Laser Cooling in Calcium and Magnesium Atomic Beams

Abstract

The extension of the laser cooling technique from Na and Cs to Ca and Mg is of great interest for time and frequenciy metrology [1]. The laser deceleration (cooling) can be achieved by irradiating a thermal Ca or Mg atomic beam with a counterpropagating laser beam in resonance with the ¹S₀-¹P₁ transition at 422 nm and 285 nm, for Ca and Mg respectively.
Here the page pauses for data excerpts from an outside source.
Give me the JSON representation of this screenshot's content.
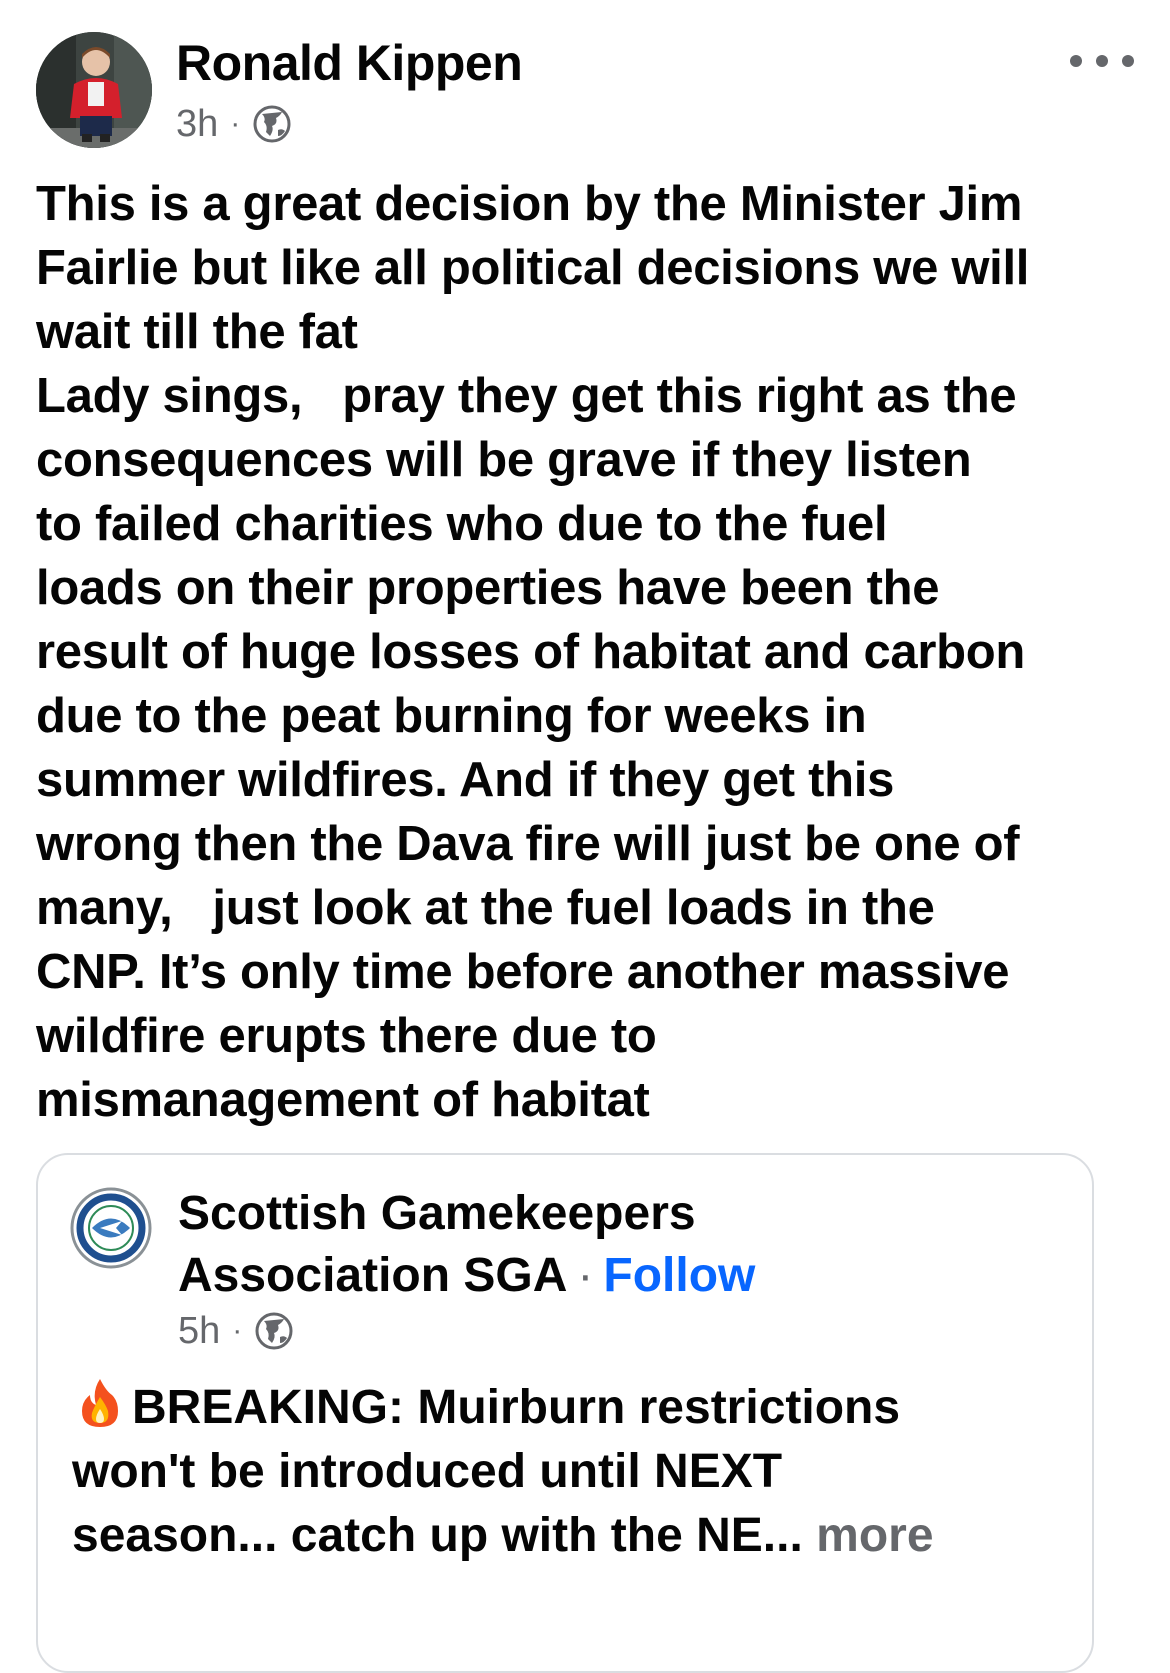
{
  "post": {
    "author_name": "Ronald Kippen",
    "timestamp": "3h",
    "meta_separator": "·",
    "audience_icon": "globe-icon",
    "more_icon": "more-options-icon",
    "text_lines": [
      "This is a great decision by the Minister Jim",
      "Fairlie but like all political decisions we will",
      "wait till the fat",
      "Lady sings,   pray they get this right as the",
      "consequences will be grave if they listen",
      "to failed charities who due to the fuel",
      "loads on their properties have been the",
      "result of huge losses of habitat and carbon",
      "due to the peat burning for weeks in",
      "summer wildfires. And if they get this",
      "wrong then the Dava fire will just be one of",
      "many,   just look at the fuel loads in the",
      "CNP. It’s only time before another massive",
      "wildfire erupts there due to",
      "mismanagement of habitat"
    ]
  },
  "shared_post": {
    "page_name_line1": "Scottish Gamekeepers",
    "page_name_line2": "Association SGA",
    "follow_separator": "·",
    "follow_label": "Follow",
    "timestamp": "5h",
    "meta_separator": "·",
    "audience_icon": "globe-icon",
    "logo_icon": "sga-logo",
    "emoji_icon": "fire-emoji-icon",
    "text_line1": "BREAKING: Muirburn restrictions",
    "text_line2": "won't be introduced until NEXT",
    "text_line3": "season... catch up with the NE...",
    "more_label": "more"
  },
  "colors": {
    "text_primary": "#050505",
    "text_secondary": "#65676b",
    "link_blue": "#0866ff",
    "card_border": "#dadde1"
  }
}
In particular, atoms with an initial velocity v_o are stopped, in a laser field of constant intensity I, after a distance

$$\operatorname{L} (S) = \frac{{\operatorname{v} _0^2M\lambda \tau }}{\operatorname{h} }(1 + \frac{1}{{2S}})$$

(1)

where ti is the radiative lifetime of the upper ¹P₁ level, λ the resonance wavelength, M the atom mass, and S=I/Is the saturation parameter. Only a small fraction of the atoms in the thermal velocity distribution can absorb the laser radiation when a monochromatic single-frequency laser beam is used. It consists of those atoms for which the laser frequency offset is compensated within the natural linewidth by the Doppler effect. As soon the deceleration process starts, the velocity is reduced, the atoms are Doppler shifted out of resonance, and absorption become negligible. The Zeeman tuning of the atomic absorption was used to overcome this difficulty [2]. The Zeeman frequency shift is produced by a magnetic field B(z) of appropriate intensity along the atomic beam axis. This way a continuous beam of cooled atoms can be produced. For a linear Zeeman effect, as in Mg and Ca, and a constant laser intensity, the magnetic field intensity required to keep the atoms in resonance along the beam is

$$\operatorname{B} (z) = \operatorname{B} (0)\sqrt {1 - \frac{z}{{L(S)}}} $$

(2)

In fact the above equation is just giving the minimum value of the field B(z) for any initial value B(0). Other field profiles are allowed but, since the acceleration has a finite value, there is also an upper limit on the field gradient, that must satisfy the boundary condition

$$\frac{{dB}}{{dz}} \leqslant \frac{{\dot v}}{{\mu \lambda \operatorname{v} }}$$

(3)

where μ= 1.4 MHz/gauss for Mg and Ca. If the above constraint is not satisfied, the Zeeman frequency tuning is too fast for the cooling rate and the atoms are shifted out of resonance. Of course a CW , frequency stabilized laser beam of enough power must be available. At 285.2 nm such a CW laser beam was obtained by frequency doubling the radiation at 570.4 nm obtained in a ring Dye laser with Rhodamine 6G dye ; at 422.6 nm the laser beam was obtained by using the Stilben 3 dye pumped with an UV Ar⁺ laser. The deceleration of a Mg atomic beam was recently demonstrated [3], and here we will report the results obtained in the case of a Calcium atomic beam.